Il drone ostile ha anche scelto di prendersela con un drone Predator della Task Force Air italiana, danneggiandolo con garbo, quasi a dimostrare che lo scontro tecnologico è più che altro una questione di stile e buon gusto bellico.
La solita poesia della sicurezza in Medio Oriente
Gli attacchi senza pilota – pronti a lasciare un messaggio inquietante o forse solo una cartolina elettronica – confermano come la regione resti un grande campo di prova per le tensioni internazionali. E il meglio deve ancora venire, perché spostare le truppe da un punto all’altro per inseguire pace e stabilità – non necessariamente in quest’ordine – è ormai diventato un passatempo istituzionale.
Del resto, che futuro può avere una coalizione che necessita del trasloco dell’80% del contingente per scampare a qualche missile? Sicurezza made in Medioriente, certificata e garantita dagli eventi.
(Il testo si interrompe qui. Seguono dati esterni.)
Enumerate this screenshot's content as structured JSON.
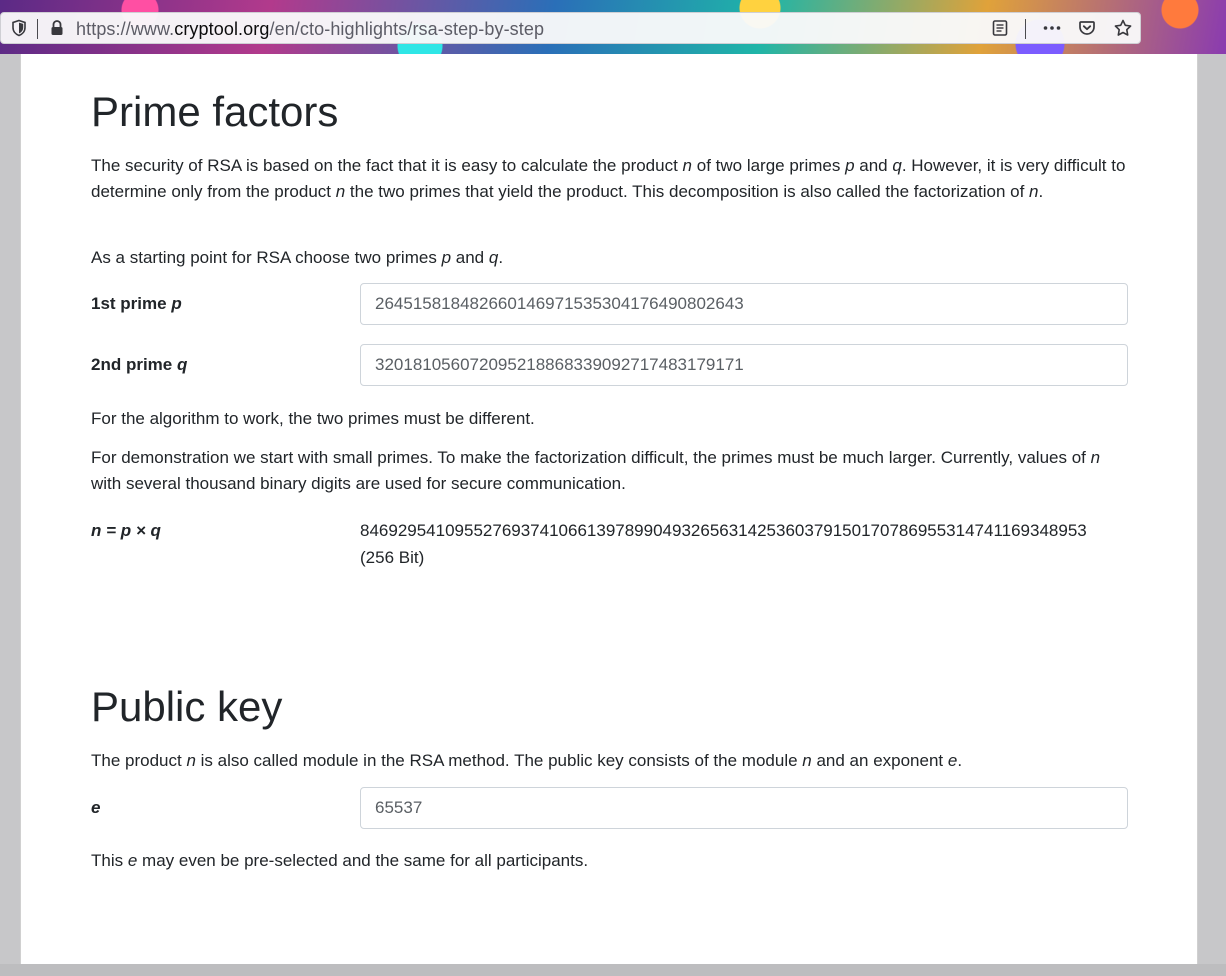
{
  "browser": {
    "url_prefix": "https://www.",
    "url_domain": "cryptool.org",
    "url_path": "/en/cto-highlights/rsa-step-by-step"
  },
  "prime_factors": {
    "heading": "Prime factors",
    "intro_part1": "The security of RSA is based on the fact that it is easy to calculate the product ",
    "intro_n1": "n",
    "intro_part2": " of two large primes ",
    "intro_p": "p",
    "intro_part3": " and ",
    "intro_q": "q",
    "intro_part4": ". However, it is very difficult to determine only from the product ",
    "intro_n2": "n",
    "intro_part5": " the two primes that yield the product. This decomposition is also called the factorization of ",
    "intro_n3": "n",
    "intro_part6": ".",
    "start_part1": "As a starting point for RSA choose two primes ",
    "start_p": "p",
    "start_and": " and ",
    "start_q": "q",
    "start_end": ".",
    "p_label": "1st prime ",
    "p_label_var": "p",
    "p_value": "264515818482660146971535304176490802643",
    "q_label": "2nd prime ",
    "q_label_var": "q",
    "q_value": "320181056072095218868339092717483179171",
    "different_note": "For the algorithm to work, the two primes must be different.",
    "demo_part1": "For demonstration we start with small primes. To make the factorization difficult, the primes must be much larger. Currently, values of ",
    "demo_n": "n",
    "demo_part2": " with several thousand binary digits are used for secure communication.",
    "n_label": "n = p × q",
    "n_value": "84692954109552769374106613978990493265631425360379150170786955314741169348953",
    "n_bits": "(256 Bit)"
  },
  "public_key": {
    "heading": "Public key",
    "desc_part1": "The product ",
    "desc_n1": "n",
    "desc_part2": " is also called module in the RSA method. The public key consists of the module ",
    "desc_n2": "n",
    "desc_part3": " and an exponent ",
    "desc_e": "e",
    "desc_part4": ".",
    "e_label": "e",
    "e_value": "65537",
    "note_part1": "This ",
    "note_e": "e",
    "note_part2": " may even be pre-selected and the same for all participants."
  }
}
Un drone che prende la mira… sull’alleato
Colpire un drone Predator – fiore all’occhiello della tecnologia militare occidentale – è come prendersela con la propria immagine specchiata: priva di danni fisici, ma certo non senza segni di umiliazione. Del resto, se più del contingente viene spostato di qua e di là per paura di una sospetta escalation, forse è il caso di ammettere che la strategia di deterrenza qui fa acqua da tutte le parti.
L’episodio non solo mette in evidenza l’imprevedibilità del teatro mediorientale, ma rende anche più cristallina l’assurdità di mandare missioni militari senza che esse possano davvero contare su una sicurezza che sia almeno pari al costo degli ingombranti giocattoli volanti impiegati.
Conclusioni? Se così vogliamo chiamarle
Di fatto, l’attacco al drone italiano si trasforma in una cartina tornasole del caos calmo che regna da anni in Medio Oriente. Un’area dove la diplomazia si arrampica sugli specchi e le operazioni militari girano a vuoto tra spostamenti e danni collaterali pressoché inevitabili.
In un mondo reale, responsabile e sensato, forse si dovrebbe rivedere la definizione di “intervento strategico”, perché se la nostra miglior difesa è quella di spostare militari da un campo a un altro e prendere colpi aerei, il tutto confezionato con un esasperante siparietto tecnologico, allora il “progresso” ha davvero una scarsa presa sul senso comune.